More than 800 authentic fossils tell the story of the Ardèche since 300 millions years. Bernard Riou, a famous local paleontologist, explores local reocks since 1975 and exposes some fossils known all over the world for their beauty and an important scientific input.
Visit a real Ardèche farmhouse and Alphonse Daudet’s family home with amazing architecture and collections. Silkworm farm, investigations, games and hikes.
The silk museum of Lagorce
The silkworm once woven a prosperous and shared economy.
Discover its natural, economic and social history (films, model, objects …)
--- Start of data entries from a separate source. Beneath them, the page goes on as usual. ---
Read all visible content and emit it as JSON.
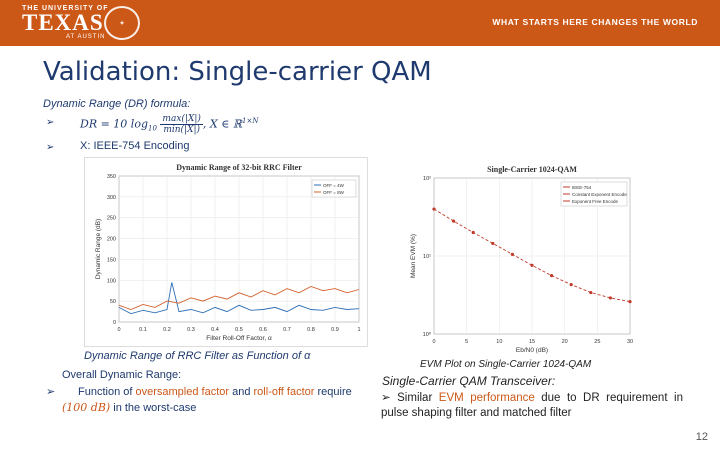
{
  "banner": {
    "logo_small": "THE UNIVERSITY OF",
    "logo_big": "TEXAS",
    "logo_sub": "AT AUSTIN",
    "tagline": "WHAT STARTS HERE CHANGES THE WORLD",
    "color": "#cc5818"
  },
  "title": "Validation: Single-carrier QAM",
  "dr": {
    "heading": "Dynamic Range (DR) formula:",
    "formula_lhs": "DR = 10 log",
    "formula_sub": "10",
    "formula_num": "max(|X|)",
    "formula_den": "min(|X|)",
    "formula_domain": ", X ∈ ℝ",
    "formula_sup": "1×N",
    "encoding": "X: IEEE-754 Encoding"
  },
  "left_chart": {
    "caption": "Dynamic Range of RRC Filter as Function of α",
    "overall_heading": "Overall Dynamic Range:",
    "requirement_pre": "Function of ",
    "requirement_hl1": "oversampled factor",
    "requirement_mid": " and ",
    "requirement_hl2": "roll-off factor",
    "requirement_mid2": " require ",
    "requirement_hl3": "(100 dB)",
    "requirement_post": " in the worst-case"
  },
  "right_chart": {
    "caption": "EVM Plot on Single-Carrier 1024-QAM",
    "heading": "Single-Carrier QAM Transceiver:",
    "body_pre": "Similar ",
    "body_hl": "EVM performance",
    "body_post": " due to DR requirement in pulse shaping filter and matched filter"
  },
  "slide_number": "12",
  "chart_data": [
    {
      "type": "line",
      "title": "Dynamic Range of 32-bit RRC Filter",
      "xlabel": "Filter Roll-Off Factor, α",
      "ylabel": "Dynamic Range (dB)",
      "xlim": [
        0,
        1
      ],
      "ylim": [
        0,
        350
      ],
      "x_ticks": [
        "0",
        "0.1",
        "0.2",
        "0.3",
        "0.4",
        "0.5",
        "0.6",
        "0.7",
        "0.8",
        "0.9",
        "1"
      ],
      "y_ticks": [
        "0",
        "50",
        "100",
        "150",
        "200",
        "250",
        "300",
        "350"
      ],
      "legend": [
        "OFF = 4W",
        "OFF = 8W"
      ],
      "legend_position": "top-right",
      "grid": true,
      "series": [
        {
          "name": "OFF = 4W",
          "color": "#2f6fb5",
          "x": [
            0.0,
            0.05,
            0.1,
            0.15,
            0.2,
            0.22,
            0.25,
            0.3,
            0.35,
            0.4,
            0.45,
            0.5,
            0.55,
            0.6,
            0.65,
            0.7,
            0.75,
            0.8,
            0.85,
            0.9,
            0.95,
            1.0
          ],
          "y": [
            35,
            20,
            28,
            22,
            30,
            95,
            25,
            30,
            22,
            35,
            25,
            40,
            28,
            30,
            35,
            25,
            40,
            30,
            28,
            35,
            30,
            32
          ]
        },
        {
          "name": "OFF = 8W",
          "color": "#d2602a",
          "x": [
            0.0,
            0.05,
            0.1,
            0.15,
            0.2,
            0.25,
            0.3,
            0.35,
            0.4,
            0.45,
            0.5,
            0.55,
            0.6,
            0.65,
            0.7,
            0.75,
            0.8,
            0.85,
            0.9,
            0.95,
            1.0
          ],
          "y": [
            40,
            30,
            42,
            35,
            50,
            45,
            58,
            50,
            62,
            55,
            70,
            60,
            75,
            65,
            80,
            70,
            85,
            75,
            80,
            70,
            78
          ]
        }
      ]
    },
    {
      "type": "line",
      "title": "Single-Carrier 1024-QAM",
      "xlabel": "Eb/N0 (dB)",
      "ylabel": "Mean EVM (%)",
      "scale_y": "log",
      "xlim": [
        0,
        30
      ],
      "ylim": [
        1,
        100
      ],
      "x_ticks": [
        "0",
        "5",
        "10",
        "15",
        "20",
        "25",
        "30"
      ],
      "y_ticks": [
        "10⁰",
        "10¹",
        "10²"
      ],
      "legend": [
        "IEEE-754",
        "Constant Exponent Encode",
        "Exponent Free Encode"
      ],
      "legend_position": "top-right",
      "grid": true,
      "series": [
        {
          "name": "IEEE-754",
          "color": "#c0392b",
          "x": [
            0,
            3,
            6,
            9,
            12,
            15,
            18,
            21,
            24,
            27,
            30
          ],
          "y": [
            40,
            28,
            20,
            14.5,
            10.5,
            7.6,
            5.6,
            4.3,
            3.4,
            2.9,
            2.6
          ]
        }
      ]
    }
  ]
}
Traditional and complete breeding of silkworms in the magnanerie: from the egg to the butterfly.
The chestnut-museum is located in an ancient monastery of the 17th century in the heart of the medieval city of Joyeuse.
Our museum will take you away into the past of the « bread tree » that saved lives of men and animals in former times in the Cevennes. You’ll find all about the culture of the chestnut tree which is typical for our region. The exhibition of ancient tools serving maintenance of the plantation or gathering sweet chestnuts or conservation treatment of the fresh fruit or shelling of the dried fruit is unique… And there are several objects and furniture of daily life in former times, always made of chestnut wood : the famous « berles » of the 18th century, cupboards cut from the hollowed trunk itself. In our days, the sweet chestnut is representing an economical factor . The department Ardèche is its most important producer in France.
The lavender museum
The lavender museum used to be the little sheep pen known as “Des Arredons” by César Brun. Around it he grazed his herds of goats and sheep. Thanks to the imagination and excellent restoration work of its new owners, the Lavender Museum saw the light of day little by little and opened its doors in 2002. In 2015, the great grandchildren of César Brun came full circle and bought back the museum.